At issue is the quality, even the basic quantity, of Joe's soul after years of enslavement to her impulses. Joe describes an unresolvable divide between society and sexuality, and finds little dear in the human race, especially herself. Seligman claims his virginity makes him a better judge of her character; it certainly lends itself to his relentless countering of experience with knowledge. He compares teenage sex trolling to fly fishing and S&M to crucifixion; an especially esoteric bit tries Joe's patience.

But the story is not really the story here. With its dreary pan-continental setting, random chapter headings and wry self-references, Nymphomaniac is a jigsaw opus, an extended and generally exquisitely crafted riff.
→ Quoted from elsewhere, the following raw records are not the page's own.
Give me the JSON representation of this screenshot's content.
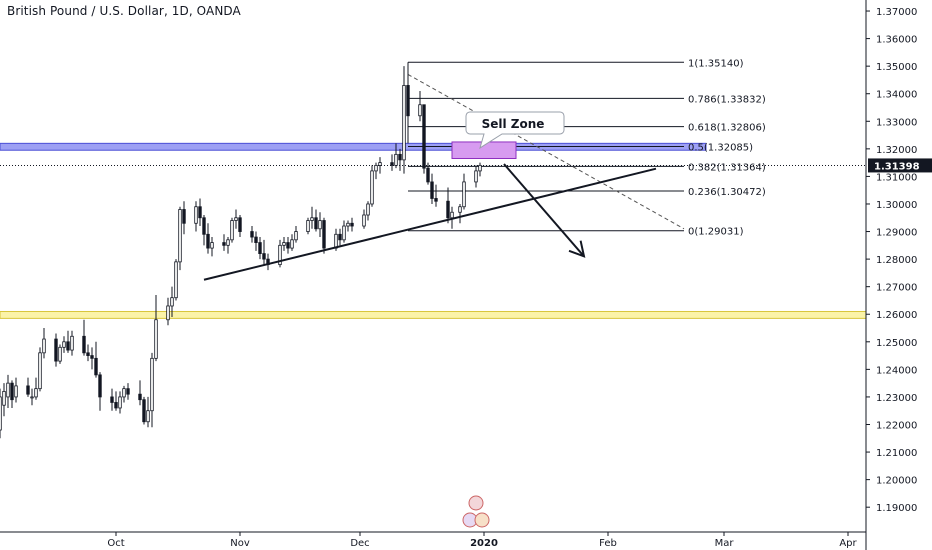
{
  "header": {
    "title": "British Pound / U.S. Dollar, 1D, OANDA"
  },
  "chart_data": {
    "type": "candlestick",
    "symbol": "GBPUSD",
    "interval": "1D",
    "source": "OANDA",
    "ylim": [
      1.181,
      1.374
    ],
    "y_ticks": [
      "1.19000",
      "1.20000",
      "1.21000",
      "1.22000",
      "1.23000",
      "1.24000",
      "1.25000",
      "1.26000",
      "1.27000",
      "1.28000",
      "1.29000",
      "1.30000",
      "1.31000",
      "1.32000",
      "1.33000",
      "1.34000",
      "1.35000",
      "1.36000",
      "1.37000"
    ],
    "x_ticks": [
      {
        "label": "Oct",
        "date": "2019-10-01",
        "bold": false
      },
      {
        "label": "Nov",
        "date": "2019-11-01",
        "bold": false
      },
      {
        "label": "Dec",
        "date": "2019-12-01",
        "bold": false
      },
      {
        "label": "2020",
        "date": "2020-01-01",
        "bold": true
      },
      {
        "label": "Feb",
        "date": "2020-02-01",
        "bold": false
      },
      {
        "label": "Mar",
        "date": "2020-03-01",
        "bold": false
      },
      {
        "label": "Apr",
        "date": "2020-04-01",
        "bold": false
      }
    ],
    "current_price": "1.31398",
    "candles": [
      {
        "d": "2019-08-30",
        "o": 1.215,
        "h": 1.224,
        "l": 1.206,
        "c": 1.222
      },
      {
        "d": "2019-09-02",
        "o": 1.218,
        "h": 1.233,
        "l": 1.215,
        "c": 1.23
      },
      {
        "d": "2019-09-03",
        "o": 1.227,
        "h": 1.235,
        "l": 1.223,
        "c": 1.232
      },
      {
        "d": "2019-09-04",
        "o": 1.23,
        "h": 1.238,
        "l": 1.226,
        "c": 1.235
      },
      {
        "d": "2019-09-05",
        "o": 1.235,
        "h": 1.236,
        "l": 1.226,
        "c": 1.229
      },
      {
        "d": "2019-09-06",
        "o": 1.23,
        "h": 1.237,
        "l": 1.228,
        "c": 1.234
      },
      {
        "d": "2019-09-09",
        "o": 1.234,
        "h": 1.237,
        "l": 1.23,
        "c": 1.231
      },
      {
        "d": "2019-09-10",
        "o": 1.23,
        "h": 1.233,
        "l": 1.227,
        "c": 1.23
      },
      {
        "d": "2019-09-11",
        "o": 1.23,
        "h": 1.237,
        "l": 1.229,
        "c": 1.233
      },
      {
        "d": "2019-09-12",
        "o": 1.233,
        "h": 1.248,
        "l": 1.232,
        "c": 1.246
      },
      {
        "d": "2019-09-13",
        "o": 1.246,
        "h": 1.255,
        "l": 1.244,
        "c": 1.251
      },
      {
        "d": "2019-09-16",
        "o": 1.251,
        "h": 1.253,
        "l": 1.241,
        "c": 1.243
      },
      {
        "d": "2019-09-17",
        "o": 1.243,
        "h": 1.249,
        "l": 1.242,
        "c": 1.248
      },
      {
        "d": "2019-09-18",
        "o": 1.248,
        "h": 1.252,
        "l": 1.246,
        "c": 1.25
      },
      {
        "d": "2019-09-19",
        "o": 1.25,
        "h": 1.254,
        "l": 1.246,
        "c": 1.247
      },
      {
        "d": "2019-09-20",
        "o": 1.247,
        "h": 1.254,
        "l": 1.245,
        "c": 1.252
      },
      {
        "d": "2019-09-23",
        "o": 1.252,
        "h": 1.258,
        "l": 1.245,
        "c": 1.246
      },
      {
        "d": "2019-09-24",
        "o": 1.246,
        "h": 1.249,
        "l": 1.243,
        "c": 1.245
      },
      {
        "d": "2019-09-25",
        "o": 1.245,
        "h": 1.248,
        "l": 1.24,
        "c": 1.244
      },
      {
        "d": "2019-09-26",
        "o": 1.244,
        "h": 1.25,
        "l": 1.237,
        "c": 1.238
      },
      {
        "d": "2019-09-27",
        "o": 1.238,
        "h": 1.239,
        "l": 1.225,
        "c": 1.23
      },
      {
        "d": "2019-09-30",
        "o": 1.23,
        "h": 1.233,
        "l": 1.225,
        "c": 1.228
      },
      {
        "d": "2019-10-01",
        "o": 1.228,
        "h": 1.232,
        "l": 1.225,
        "c": 1.226
      },
      {
        "d": "2019-10-02",
        "o": 1.226,
        "h": 1.232,
        "l": 1.224,
        "c": 1.23
      },
      {
        "d": "2019-10-03",
        "o": 1.23,
        "h": 1.234,
        "l": 1.228,
        "c": 1.233
      },
      {
        "d": "2019-10-04",
        "o": 1.233,
        "h": 1.235,
        "l": 1.229,
        "c": 1.231
      },
      {
        "d": "2019-10-07",
        "o": 1.231,
        "h": 1.236,
        "l": 1.227,
        "c": 1.229
      },
      {
        "d": "2019-10-08",
        "o": 1.229,
        "h": 1.23,
        "l": 1.22,
        "c": 1.221
      },
      {
        "d": "2019-10-09",
        "o": 1.221,
        "h": 1.23,
        "l": 1.219,
        "c": 1.225
      },
      {
        "d": "2019-10-10",
        "o": 1.225,
        "h": 1.246,
        "l": 1.219,
        "c": 1.244
      },
      {
        "d": "2019-10-11",
        "o": 1.244,
        "h": 1.267,
        "l": 1.243,
        "c": 1.258
      },
      {
        "d": "2019-10-14",
        "o": 1.258,
        "h": 1.266,
        "l": 1.256,
        "c": 1.263
      },
      {
        "d": "2019-10-15",
        "o": 1.263,
        "h": 1.27,
        "l": 1.259,
        "c": 1.266
      },
      {
        "d": "2019-10-16",
        "o": 1.266,
        "h": 1.28,
        "l": 1.265,
        "c": 1.279
      },
      {
        "d": "2019-10-17",
        "o": 1.279,
        "h": 1.299,
        "l": 1.276,
        "c": 1.298
      },
      {
        "d": "2019-10-18",
        "o": 1.298,
        "h": 1.301,
        "l": 1.289,
        "c": 1.293
      },
      {
        "d": "2019-10-21",
        "o": 1.293,
        "h": 1.301,
        "l": 1.29,
        "c": 1.299
      },
      {
        "d": "2019-10-22",
        "o": 1.299,
        "h": 1.302,
        "l": 1.292,
        "c": 1.295
      },
      {
        "d": "2019-10-23",
        "o": 1.295,
        "h": 1.296,
        "l": 1.285,
        "c": 1.289
      },
      {
        "d": "2019-10-24",
        "o": 1.289,
        "h": 1.293,
        "l": 1.282,
        "c": 1.284
      },
      {
        "d": "2019-10-25",
        "o": 1.284,
        "h": 1.288,
        "l": 1.281,
        "c": 1.286
      },
      {
        "d": "2019-10-28",
        "o": 1.286,
        "h": 1.289,
        "l": 1.283,
        "c": 1.285
      },
      {
        "d": "2019-10-29",
        "o": 1.285,
        "h": 1.288,
        "l": 1.282,
        "c": 1.287
      },
      {
        "d": "2019-10-30",
        "o": 1.287,
        "h": 1.295,
        "l": 1.286,
        "c": 1.294
      },
      {
        "d": "2019-10-31",
        "o": 1.294,
        "h": 1.298,
        "l": 1.291,
        "c": 1.295
      },
      {
        "d": "2019-11-01",
        "o": 1.295,
        "h": 1.296,
        "l": 1.288,
        "c": 1.29
      },
      {
        "d": "2019-11-04",
        "o": 1.29,
        "h": 1.292,
        "l": 1.286,
        "c": 1.288
      },
      {
        "d": "2019-11-05",
        "o": 1.288,
        "h": 1.29,
        "l": 1.283,
        "c": 1.286
      },
      {
        "d": "2019-11-06",
        "o": 1.286,
        "h": 1.288,
        "l": 1.28,
        "c": 1.282
      },
      {
        "d": "2019-11-07",
        "o": 1.282,
        "h": 1.287,
        "l": 1.278,
        "c": 1.28
      },
      {
        "d": "2019-11-08",
        "o": 1.28,
        "h": 1.282,
        "l": 1.276,
        "c": 1.278
      },
      {
        "d": "2019-11-11",
        "o": 1.278,
        "h": 1.287,
        "l": 1.277,
        "c": 1.285
      },
      {
        "d": "2019-11-12",
        "o": 1.285,
        "h": 1.288,
        "l": 1.283,
        "c": 1.286
      },
      {
        "d": "2019-11-13",
        "o": 1.286,
        "h": 1.288,
        "l": 1.282,
        "c": 1.284
      },
      {
        "d": "2019-11-14",
        "o": 1.284,
        "h": 1.289,
        "l": 1.283,
        "c": 1.287
      },
      {
        "d": "2019-11-15",
        "o": 1.287,
        "h": 1.292,
        "l": 1.286,
        "c": 1.29
      },
      {
        "d": "2019-11-18",
        "o": 1.29,
        "h": 1.295,
        "l": 1.289,
        "c": 1.294
      },
      {
        "d": "2019-11-19",
        "o": 1.294,
        "h": 1.299,
        "l": 1.291,
        "c": 1.295
      },
      {
        "d": "2019-11-20",
        "o": 1.295,
        "h": 1.298,
        "l": 1.29,
        "c": 1.291
      },
      {
        "d": "2019-11-21",
        "o": 1.291,
        "h": 1.297,
        "l": 1.288,
        "c": 1.294
      },
      {
        "d": "2019-11-22",
        "o": 1.294,
        "h": 1.295,
        "l": 1.282,
        "c": 1.284
      },
      {
        "d": "2019-11-25",
        "o": 1.284,
        "h": 1.291,
        "l": 1.283,
        "c": 1.289
      },
      {
        "d": "2019-11-26",
        "o": 1.289,
        "h": 1.291,
        "l": 1.285,
        "c": 1.287
      },
      {
        "d": "2019-11-27",
        "o": 1.287,
        "h": 1.294,
        "l": 1.286,
        "c": 1.292
      },
      {
        "d": "2019-11-28",
        "o": 1.292,
        "h": 1.294,
        "l": 1.29,
        "c": 1.293
      },
      {
        "d": "2019-11-29",
        "o": 1.293,
        "h": 1.295,
        "l": 1.29,
        "c": 1.292
      },
      {
        "d": "2019-12-02",
        "o": 1.292,
        "h": 1.298,
        "l": 1.291,
        "c": 1.296
      },
      {
        "d": "2019-12-03",
        "o": 1.296,
        "h": 1.301,
        "l": 1.294,
        "c": 1.3
      },
      {
        "d": "2019-12-04",
        "o": 1.3,
        "h": 1.314,
        "l": 1.299,
        "c": 1.312
      },
      {
        "d": "2019-12-05",
        "o": 1.312,
        "h": 1.315,
        "l": 1.309,
        "c": 1.314
      },
      {
        "d": "2019-12-06",
        "o": 1.314,
        "h": 1.317,
        "l": 1.311,
        "c": 1.315
      },
      {
        "d": "2019-12-09",
        "o": 1.315,
        "h": 1.318,
        "l": 1.312,
        "c": 1.314
      },
      {
        "d": "2019-12-10",
        "o": 1.314,
        "h": 1.322,
        "l": 1.313,
        "c": 1.318
      },
      {
        "d": "2019-12-11",
        "o": 1.318,
        "h": 1.32,
        "l": 1.312,
        "c": 1.316
      },
      {
        "d": "2019-12-12",
        "o": 1.316,
        "h": 1.35,
        "l": 1.311,
        "c": 1.343
      },
      {
        "d": "2019-12-13",
        "o": 1.343,
        "h": 1.3514,
        "l": 1.322,
        "c": 1.332
      },
      {
        "d": "2019-12-16",
        "o": 1.332,
        "h": 1.341,
        "l": 1.33,
        "c": 1.336
      },
      {
        "d": "2019-12-17",
        "o": 1.336,
        "h": 1.336,
        "l": 1.311,
        "c": 1.313
      },
      {
        "d": "2019-12-18",
        "o": 1.313,
        "h": 1.315,
        "l": 1.307,
        "c": 1.308
      },
      {
        "d": "2019-12-19",
        "o": 1.308,
        "h": 1.311,
        "l": 1.3,
        "c": 1.302
      },
      {
        "d": "2019-12-20",
        "o": 1.302,
        "h": 1.307,
        "l": 1.299,
        "c": 1.301
      },
      {
        "d": "2019-12-23",
        "o": 1.301,
        "h": 1.306,
        "l": 1.293,
        "c": 1.295
      },
      {
        "d": "2019-12-24",
        "o": 1.295,
        "h": 1.299,
        "l": 1.291,
        "c": 1.297
      },
      {
        "d": "2019-12-26",
        "o": 1.297,
        "h": 1.3,
        "l": 1.293,
        "c": 1.299
      },
      {
        "d": "2019-12-27",
        "o": 1.299,
        "h": 1.311,
        "l": 1.298,
        "c": 1.308
      },
      {
        "d": "2019-12-30",
        "o": 1.308,
        "h": 1.314,
        "l": 1.306,
        "c": 1.312
      },
      {
        "d": "2019-12-31",
        "o": 1.312,
        "h": 1.315,
        "l": 1.31,
        "c": 1.314
      }
    ],
    "fib_levels": [
      {
        "label": "1(1.35140)",
        "value": 1.3514
      },
      {
        "label": "0.786(1.33832)",
        "value": 1.33832
      },
      {
        "label": "0.618(1.32806)",
        "value": 1.32806
      },
      {
        "label": "0.5(1.32085)",
        "value": 1.32085
      },
      {
        "label": "0.382(1.31364)",
        "value": 1.31364
      },
      {
        "label": "0.236(1.30472)",
        "value": 1.30472
      },
      {
        "label": "0(1.29031)",
        "value": 1.29031
      }
    ],
    "fib_start": "2019-12-13",
    "fib_end": "2020-02-20",
    "resistance_zone": {
      "from": 1.3195,
      "to": 1.322,
      "color": "#8c8ff2"
    },
    "support_zone": {
      "from": 1.2585,
      "to": 1.261,
      "color": "#fbf3a8"
    },
    "sell_zone": {
      "label": "Sell Zone",
      "from_date": "2019-12-24",
      "to_date": "2020-01-09",
      "low": 1.3165,
      "high": 1.3225,
      "color": "#d79bf0"
    },
    "trendline_ascending": {
      "from": {
        "d": "2019-10-23",
        "v": 1.2725
      },
      "to": {
        "d": "2020-02-13",
        "v": 1.3128
      }
    },
    "trendline_dashed": {
      "from": {
        "d": "2019-12-13",
        "v": 1.347
      },
      "to": {
        "d": "2020-02-20",
        "v": 1.291
      }
    },
    "projection_arrow": {
      "from": {
        "d": "2020-01-06",
        "v": 1.3145
      },
      "to": {
        "d": "2020-01-26",
        "v": 1.281
      }
    },
    "colors": {
      "bull_body": "#ffffff",
      "bear_body": "#131722",
      "wick": "#131722",
      "axis_line": "#131722",
      "price_tag": "#131722",
      "fib_line": "#131722",
      "dashed": "#555555"
    }
  }
}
Story, theme and character (despite Gainsbourg's captivations) bow to Von Trier's gamesmanship, which makes his own promiscuities the film's true subject.

Of this compulsive tale of compulsion, virgins may not make the best judges — which makes its value both harder and more necessary to explain. Rather than answers, I have more questions: about a self-identified nymphomaniac (not sex addict; too bourgeois) who finds ultimate relief not in sexual agency, but story. About a director who engineers female avatars that both protect and indict him. Who also seeks in narrative the possibility of meaning, or at least respite from some more brutal, less cooperative truth.

If Joe had been a man, there would be no story, we are told. What about a hoarder, a cutter, a binge eater? Such details are not interchangeable, of course, and bear a certain dramatic recourse, one von Trier appears to at once relish and discount. What does it mean? Why make these choices, which are not random, and then insist on a world in which chaos reigns? I ask again, with pleasure.